The good the bad and the wireless
Wireless power has been a fascination of science-fiction, glampers, and anyone who has ever had to scramble to find an outlet moments before dropping a call. Nikola Tesla made wireless power a reality, but the science behind it was too mystical—and the man too eccentric—to encourage societal uptake. And wireless charging has been a standard feature in some of the most recent phone iterations, but true over-the-air charging could be the next evolution in devices—especially wearables.

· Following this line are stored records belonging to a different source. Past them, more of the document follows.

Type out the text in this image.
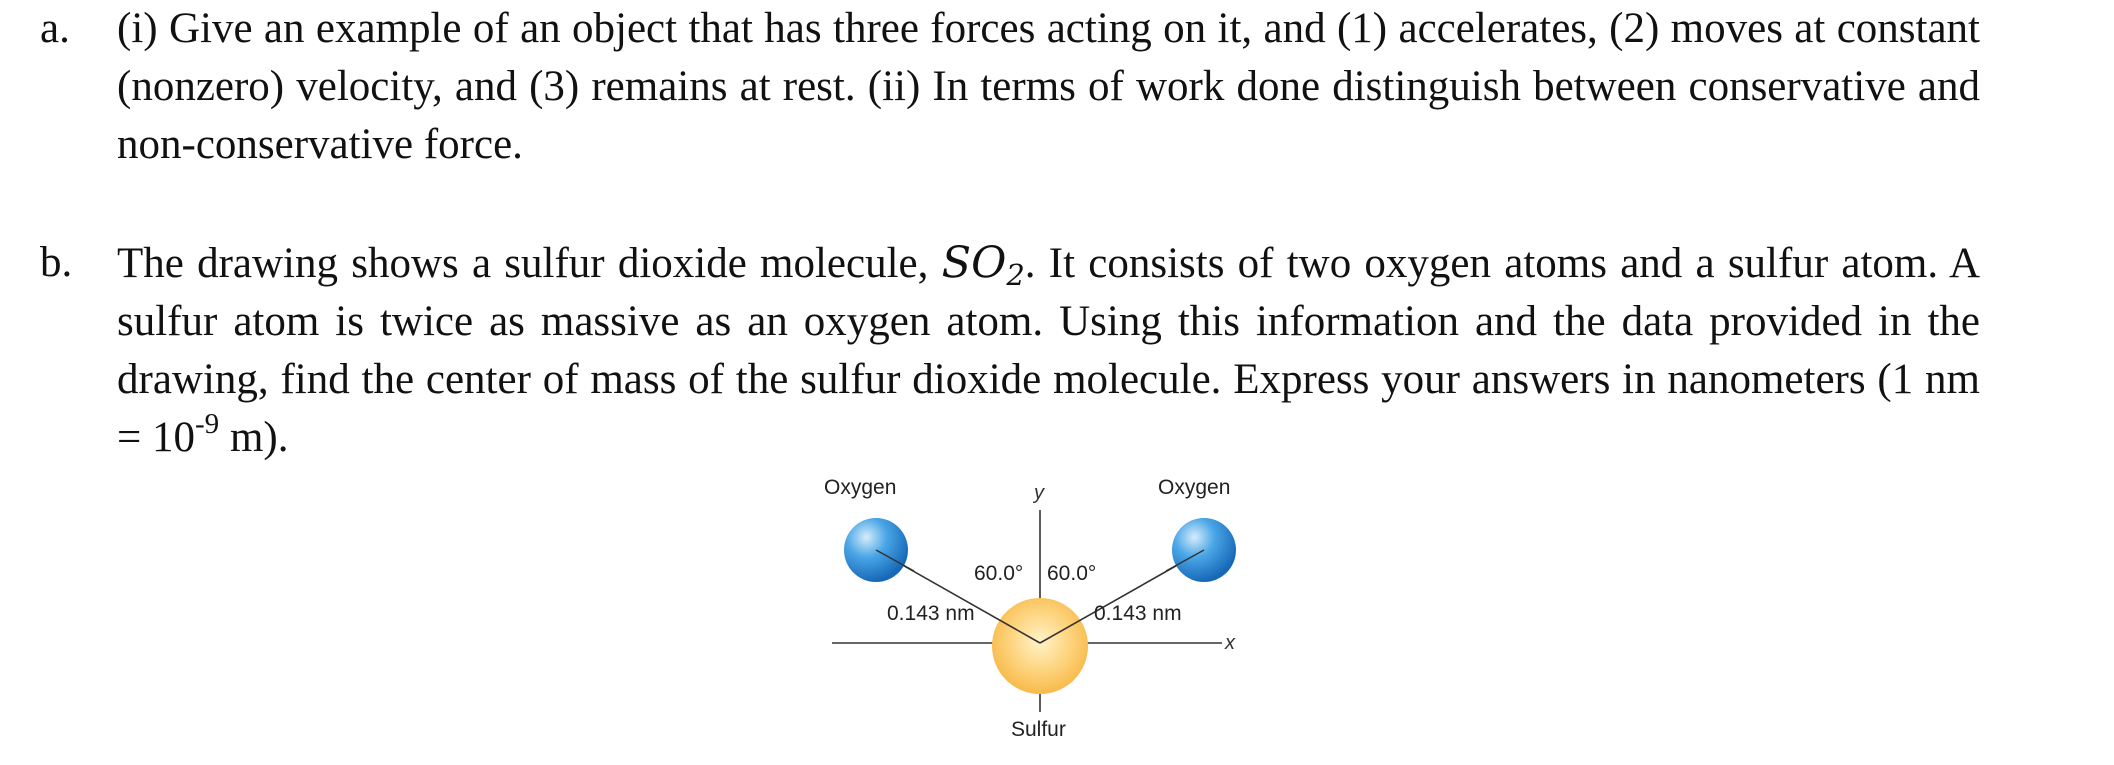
a. (i) Give an example of an object that has three forces acting on it, and (1) accelerates, (2) moves at constant (nonzero) velocity, and (3) remains at rest. (ii) In terms of work done distinguish between conservative and non-conservative force.
b. The drawing shows a sulfur dioxide molecule, $SO_2$. It consists of two oxygen atoms and a sulfur atom. A sulfur atom is twice as massive as an oxygen atom. Using this information and the data provided in the drawing, find the center of mass of the sulfur dioxide molecule. Express your answers in nanometers (1 nm = $10^{-9}$ m).
Oxygen	Oxygen
y
x
60.0° 60.0°
0.143 nm	0.143 nm
Sulfur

But with each new technological opportunity comes cost. Irradiating people with hyper-intense radio frequencies, for instance, has long been a deterrent (though there has been no definitive link to cancer in the signals we experience every day). And that’s to say nothing of the environmental cost to create—and ultimately dispose of—the technology.
The true revolution, however, might not be as sexy as instant power all the time. If we could just optimize current batteries to last longer, work better, and get disposed of more sustainably, there wouldn’t be a need to change how we currently power devices.
With any new technology, we have to be realistic about the environmental effects of that technology, as well as the steep drop in the value of legacy devices. Without a robust or sufficient recycling method, even sustainable advancements threaten to stack foreign shores with e-waste. And I am sure that is something Tesla wouldn’t have wanted.